As a workshop, My Paradise opens this choreographic research to wider groups of participants. Through collaborative exercises, improvisation games, and score-based exploration, participants are invited to engage in a corporeal dialogue shaped by strategy, attention, and shared decision-making. The process emphasizes relational dynamics, conflict negotiation, and the emergence of collective composition through physical interaction.
Opening this practice to diverse bodies revealed the richness of group dynamics and the unpredictable ways in which relational patterns unfold. The workshop format highlights how choreographic thinking can function as a social and perceptual tool, fostering awareness of how we support, influence, and limit one another through embodied action.

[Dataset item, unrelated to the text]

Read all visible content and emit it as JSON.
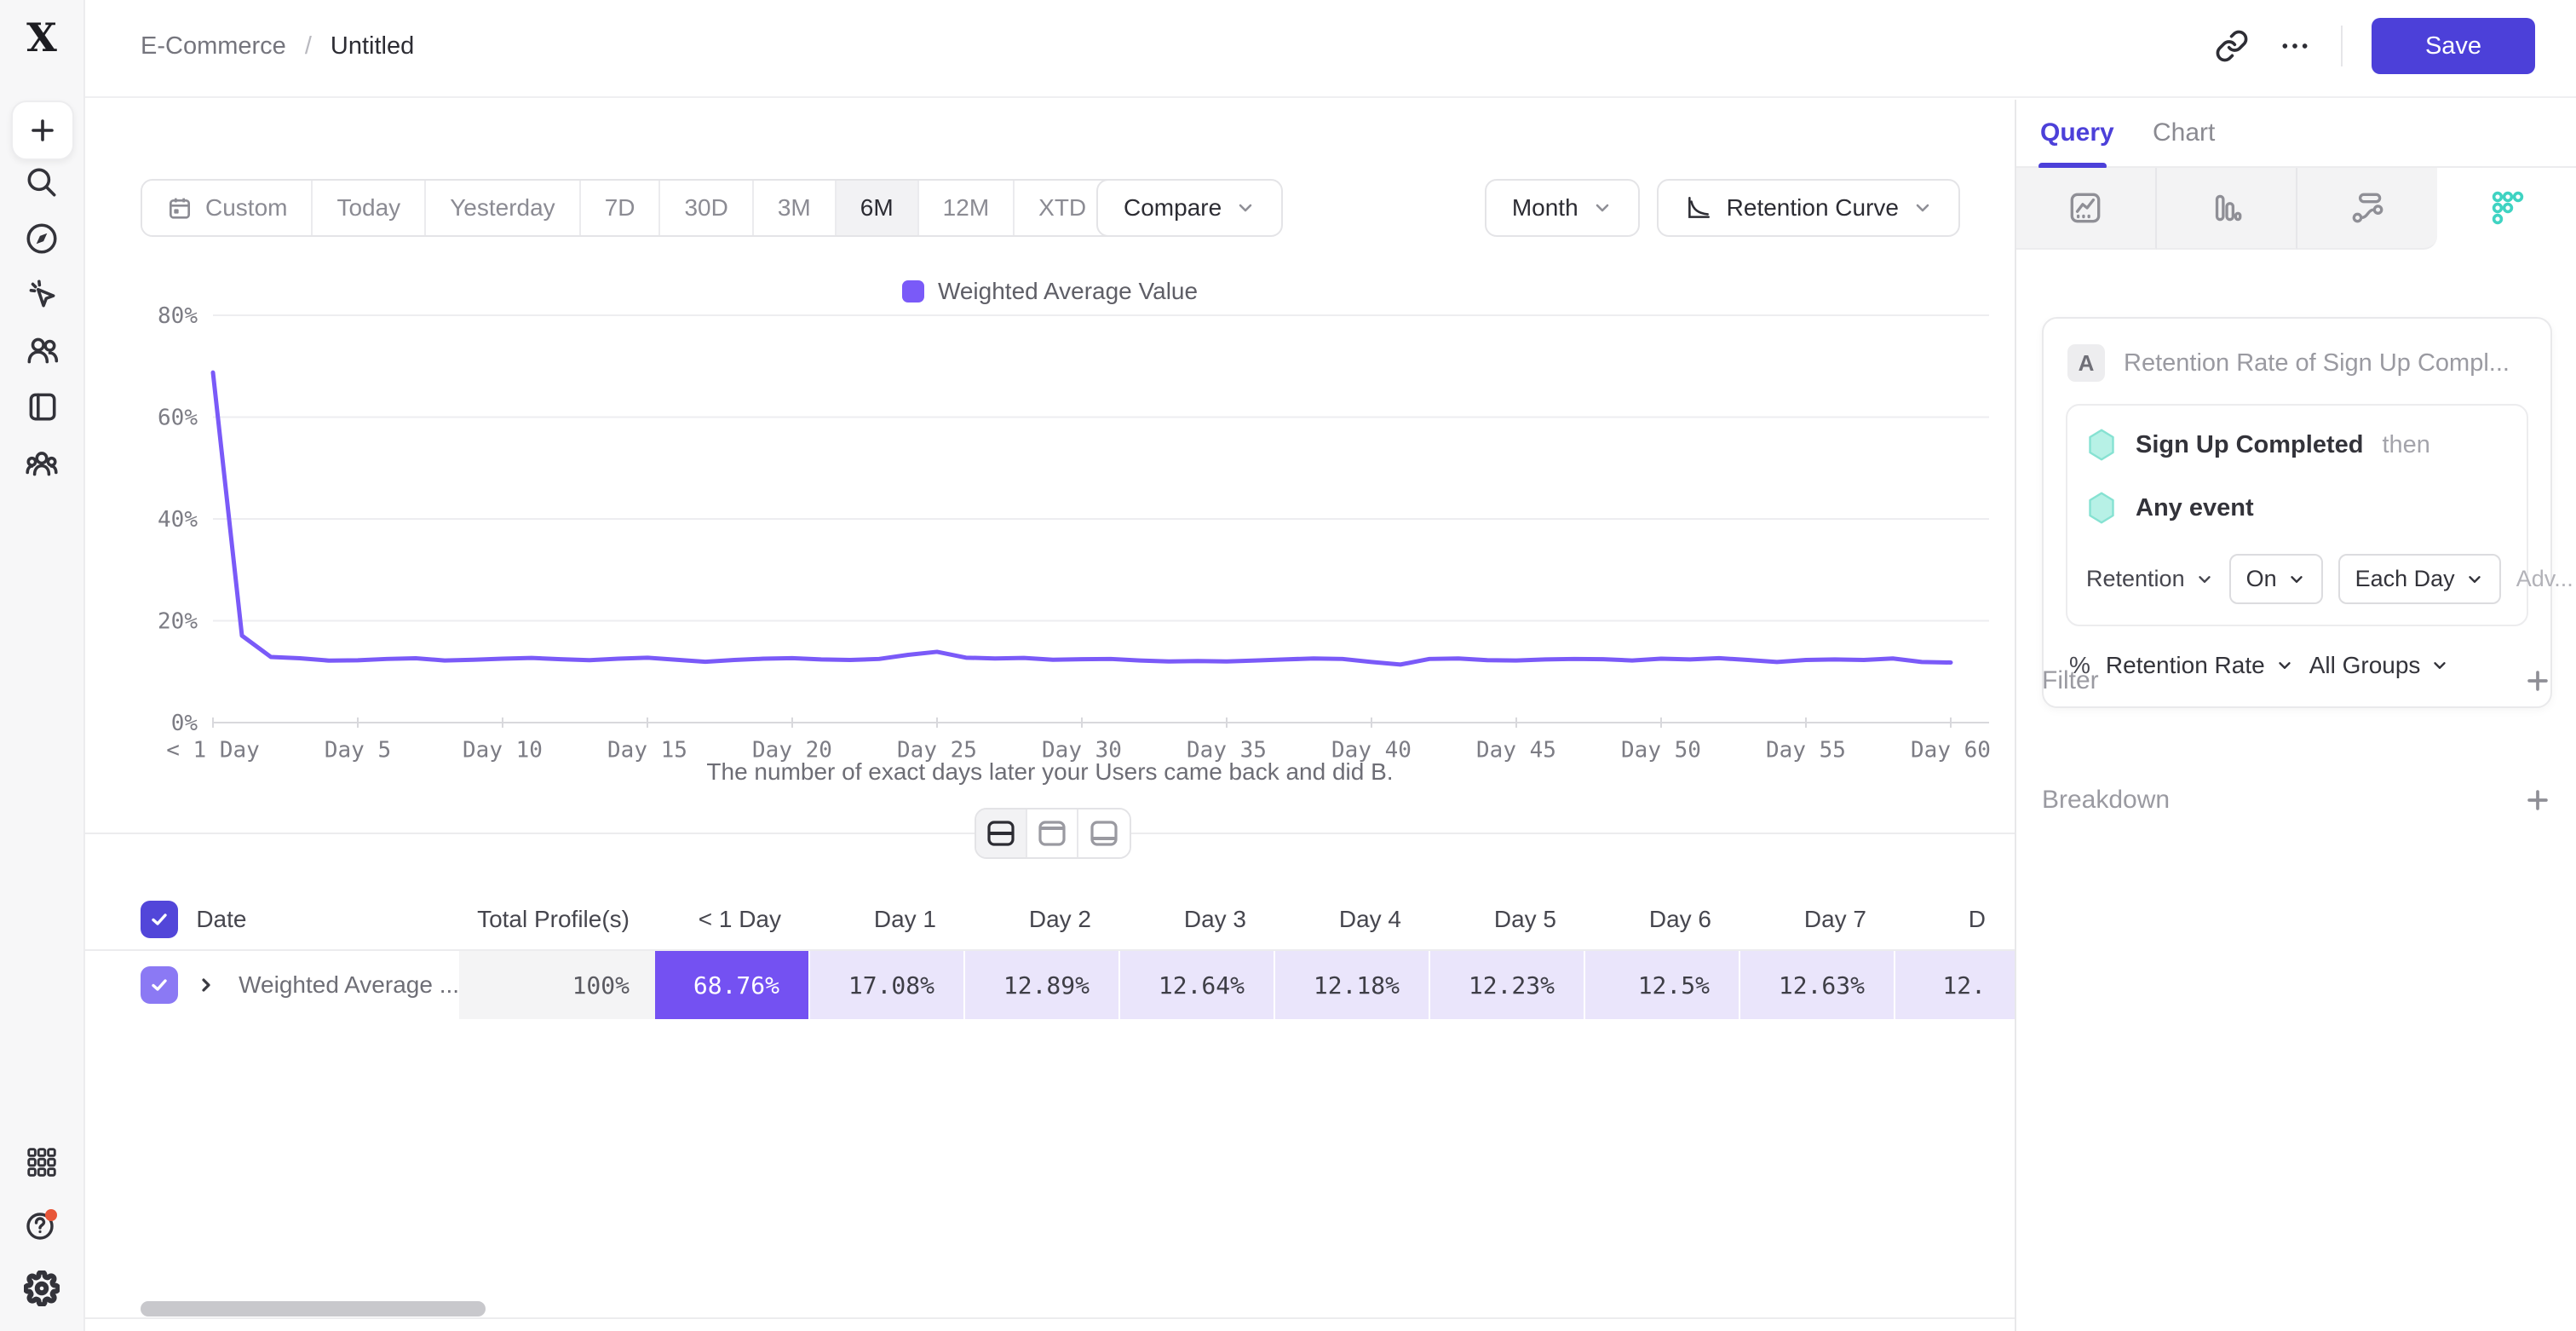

I facilitated the workshop Devising Games; strategy for Unconscious Making, as part of the Grased week 2020 in Master of Theater Practices in Artez, Arnhem, NL. The workshop focused on devising games as a means for participation and unconscious creativity. Unlike performing, playing a game strategises a different mode of participation as a lived experience. This workshop attended to the spontaneity of playing games and considers devising games as an artistic method for exciting unpredictability and interaction. Considering what Jacques Rancière calls ‘genuine participation’ as the invention of an ‘unpredictable subject’ who momentarily occupies the street, the factory, or the museum–rather than a fixed space of allocated participation whose counterpower is dependent on the dominant order, the workshop aimed to provide space and look into how subjects are engaged, involved, socially implicated, exchanged in terms of knowledge and negotiated while actively participating in the productive time of cultural capital under the form of games. Eventually, we–we as a shared agency of potentially unpredictable subjectivity, a constantly shifting collectivity of undefined bodies– can ask: How and where can we position a creative practice of devising and playing games as a different modality of artistic production?
Break Ground (workshop) was given in September 2018 in Artez to kickoff the Master Theatre Practices trajectory by offering a playful ground to get to know each other's bodies and practices. We played, sweated, found each other's bodies, blended ideas and started all over again!